米軍駐留費交渉 韓国に圧力 エスパー氏「韓国人職員休職に」
2020年3月14日 朝刊

 【ソウル=中村彰宏】在韓米軍の駐留経費をめぐり、米韓の交渉が難航している。大幅増を求める米国に韓国が反発、六度の交渉を重ねたが合意に至っていない。米側は在韓米軍で働く九千人の韓国人職員を四月から無給で休職にすると通告し、圧力をかけている。
 エスパー米国防長官と韓国の鄭景斗(チョンギョンドゥ)国防相は先月二十四日に会談し、協議したものの決裂。

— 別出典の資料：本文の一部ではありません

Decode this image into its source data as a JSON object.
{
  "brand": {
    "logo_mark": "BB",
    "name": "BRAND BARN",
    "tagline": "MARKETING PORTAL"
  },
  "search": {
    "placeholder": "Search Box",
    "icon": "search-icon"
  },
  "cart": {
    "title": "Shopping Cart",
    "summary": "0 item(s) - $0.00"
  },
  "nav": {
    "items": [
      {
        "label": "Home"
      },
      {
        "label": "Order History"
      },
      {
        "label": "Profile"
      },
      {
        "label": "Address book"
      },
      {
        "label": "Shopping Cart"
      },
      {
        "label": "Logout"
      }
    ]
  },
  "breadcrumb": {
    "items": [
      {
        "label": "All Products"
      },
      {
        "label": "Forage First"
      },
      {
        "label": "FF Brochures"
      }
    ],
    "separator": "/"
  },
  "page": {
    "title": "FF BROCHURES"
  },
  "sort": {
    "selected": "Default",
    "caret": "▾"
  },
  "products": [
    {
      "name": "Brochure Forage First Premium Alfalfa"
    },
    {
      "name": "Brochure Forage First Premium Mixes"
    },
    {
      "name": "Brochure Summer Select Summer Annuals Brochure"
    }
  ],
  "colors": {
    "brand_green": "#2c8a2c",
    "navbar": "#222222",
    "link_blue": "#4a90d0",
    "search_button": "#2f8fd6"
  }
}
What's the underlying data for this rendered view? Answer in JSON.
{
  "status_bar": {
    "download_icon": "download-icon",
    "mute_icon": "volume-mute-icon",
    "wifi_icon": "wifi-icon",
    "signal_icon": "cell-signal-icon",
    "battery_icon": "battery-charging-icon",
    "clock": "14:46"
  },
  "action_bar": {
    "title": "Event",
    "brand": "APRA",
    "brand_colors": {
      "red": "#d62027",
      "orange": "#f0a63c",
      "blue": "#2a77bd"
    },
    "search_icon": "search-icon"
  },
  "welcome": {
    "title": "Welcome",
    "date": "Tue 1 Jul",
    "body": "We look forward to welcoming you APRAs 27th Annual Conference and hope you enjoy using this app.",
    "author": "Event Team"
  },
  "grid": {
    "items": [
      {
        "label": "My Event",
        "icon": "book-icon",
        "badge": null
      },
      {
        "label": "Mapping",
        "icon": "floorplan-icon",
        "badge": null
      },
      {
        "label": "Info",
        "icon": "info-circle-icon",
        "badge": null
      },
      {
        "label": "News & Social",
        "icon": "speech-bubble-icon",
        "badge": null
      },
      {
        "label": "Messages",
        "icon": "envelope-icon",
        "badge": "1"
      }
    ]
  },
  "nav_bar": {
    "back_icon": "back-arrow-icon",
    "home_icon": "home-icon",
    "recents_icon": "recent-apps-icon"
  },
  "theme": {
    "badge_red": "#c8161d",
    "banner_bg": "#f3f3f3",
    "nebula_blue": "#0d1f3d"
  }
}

エスパー氏は会談後の共同会見で「防衛費負担は、米国の納税者に不均衡であってはならない」と強調した。
 韓国は基地内の施設建設費などを負担。米韓メディアによると、米国は二〇二〇年の駐留経費として一九年の五倍となる五十億ドル(約五千五百億円)を要求したとされる。家族の支援費に伴う費用など新たな項目を設けたという。既存の駐留経費を巡る協定は昨年末に切れ、現在は協定がない状態。鄭氏は会見で、大幅増を求める米国と「認識の違いは明らか」と語った。
 米軍は一月末に、韓国人職員の休職を通告。米国防総省は合意できない場合、米軍基地で働く韓国人に賃金を支払う基金が三月末に底をつくと説明している。エスパー氏は、三月末までに合意できなければ「韓国人職員を休職にする」と強調する一方、鄭氏は「そういうことがあってはならない」と述べた。
 韓国の世論調査では九割が負担増に反対。文在寅政権も容易には要求をのめない状況だ。今後、本格化する在日米軍の駐留経費の交渉で米国は日本にも負担増を求めるとみられ、米韓協議の行方が注目される。